Con Todos Tus Muertos, Moreno repitió el merito de ser seleccionado en la competencia oficial del prestigioso Festival de Cine Idependiente de Sundance, logrando un premio a Mejor Fotografía, un galardón que sin duda reconoció la decisión de todo el equipo de producción de rodar con las bondades y desafíos de la luz natural.

La película representa una evolución para este realizador, no solo porque su historia es madura y ofrece una posición clara y genuina como autor frente a su cine y el entorno que lo rodea, sino porque hay todo un lenguaje y una propuesta estética que aunque bien puede pasar imperceptible para algunos espectadores, es interesante y vale la pena destacar.

Todos Tus Muertos más allá de poner el dedo en la llaga sobre conflictos de carácter social, fue ante todo un experimento para probar un nuevo modelo de producción cuyo ensayo resulta conveniente para una cinematografía nacional que aún se define como naciente.

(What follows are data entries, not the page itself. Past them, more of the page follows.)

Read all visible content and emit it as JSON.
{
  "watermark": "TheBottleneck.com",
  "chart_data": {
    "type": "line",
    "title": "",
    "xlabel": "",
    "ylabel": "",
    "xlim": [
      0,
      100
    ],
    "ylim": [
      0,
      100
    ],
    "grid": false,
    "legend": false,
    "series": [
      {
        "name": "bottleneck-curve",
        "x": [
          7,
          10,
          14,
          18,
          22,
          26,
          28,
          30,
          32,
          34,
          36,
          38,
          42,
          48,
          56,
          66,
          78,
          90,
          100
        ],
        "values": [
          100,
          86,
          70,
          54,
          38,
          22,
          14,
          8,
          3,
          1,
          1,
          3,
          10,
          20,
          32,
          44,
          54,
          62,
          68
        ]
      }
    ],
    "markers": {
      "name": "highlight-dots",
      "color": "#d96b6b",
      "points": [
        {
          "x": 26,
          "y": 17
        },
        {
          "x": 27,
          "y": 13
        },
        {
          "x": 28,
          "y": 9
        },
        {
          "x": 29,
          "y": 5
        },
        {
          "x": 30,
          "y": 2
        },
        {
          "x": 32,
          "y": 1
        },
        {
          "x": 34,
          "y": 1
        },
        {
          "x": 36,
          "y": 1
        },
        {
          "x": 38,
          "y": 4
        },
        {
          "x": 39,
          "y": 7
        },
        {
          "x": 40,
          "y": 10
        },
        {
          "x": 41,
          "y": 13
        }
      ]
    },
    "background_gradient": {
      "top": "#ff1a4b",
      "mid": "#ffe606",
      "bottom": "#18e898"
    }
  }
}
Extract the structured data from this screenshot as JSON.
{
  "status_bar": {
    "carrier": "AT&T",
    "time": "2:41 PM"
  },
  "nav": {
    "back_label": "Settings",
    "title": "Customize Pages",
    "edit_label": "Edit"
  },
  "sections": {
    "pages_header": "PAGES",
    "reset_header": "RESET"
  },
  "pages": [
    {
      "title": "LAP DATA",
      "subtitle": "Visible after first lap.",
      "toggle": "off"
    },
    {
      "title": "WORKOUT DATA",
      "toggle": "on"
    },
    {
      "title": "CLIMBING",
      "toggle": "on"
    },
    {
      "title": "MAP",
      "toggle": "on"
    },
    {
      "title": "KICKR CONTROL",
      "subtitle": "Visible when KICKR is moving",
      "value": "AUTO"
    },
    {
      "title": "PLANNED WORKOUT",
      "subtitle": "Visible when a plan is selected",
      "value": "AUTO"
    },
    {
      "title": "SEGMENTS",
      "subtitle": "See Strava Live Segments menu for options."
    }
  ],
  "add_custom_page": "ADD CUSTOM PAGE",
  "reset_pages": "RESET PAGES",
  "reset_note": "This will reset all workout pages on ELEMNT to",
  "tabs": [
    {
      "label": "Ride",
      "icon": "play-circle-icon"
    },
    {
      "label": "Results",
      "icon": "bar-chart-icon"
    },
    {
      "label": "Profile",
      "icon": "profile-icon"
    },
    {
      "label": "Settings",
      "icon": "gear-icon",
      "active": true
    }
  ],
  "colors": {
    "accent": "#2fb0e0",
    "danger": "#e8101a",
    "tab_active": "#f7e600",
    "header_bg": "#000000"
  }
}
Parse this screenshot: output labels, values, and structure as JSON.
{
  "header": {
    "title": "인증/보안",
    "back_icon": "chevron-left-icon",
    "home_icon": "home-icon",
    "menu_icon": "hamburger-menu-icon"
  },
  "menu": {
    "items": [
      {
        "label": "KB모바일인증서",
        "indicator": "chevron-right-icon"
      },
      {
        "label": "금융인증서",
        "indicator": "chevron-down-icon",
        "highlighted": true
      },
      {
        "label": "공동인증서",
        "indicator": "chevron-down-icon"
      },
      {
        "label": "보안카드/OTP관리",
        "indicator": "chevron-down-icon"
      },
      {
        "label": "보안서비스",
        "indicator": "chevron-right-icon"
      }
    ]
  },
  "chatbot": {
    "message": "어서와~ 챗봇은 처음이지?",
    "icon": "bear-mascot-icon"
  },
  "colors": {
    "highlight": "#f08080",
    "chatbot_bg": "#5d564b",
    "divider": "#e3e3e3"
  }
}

No es la primera vez que me encuentro con Carlos Moreno, pero siempre es placentero conversar con este realizador, puesto que suele ser muy crítico frente a lo que hace, frente al oficio del cine y lo que sucede con la cinematografía del país, además de estar muy dispuesto a compartir su experiencia como director.

  • La historia se inspira en un hecho real, ¿cuál es?

La historia de Todos Tus Muertos nace de una disputa entre dos Alcaldes de dos municipios del Valle del Cauca que se estaban echando el uno al otro la responsabilidad de unos muertos que aparecieron en una carretera y realmente nadie se preocupó de donde venían esos cadáveres o de quienes se trataban. La preocupación era en cuál lista de estadísticas de estos dos alcaldes iban a aparecer esos muertos.

  • TTM es un film pequeño que cuenta una gran verdad. ¿Cuál fue el objetivo al contar esta película?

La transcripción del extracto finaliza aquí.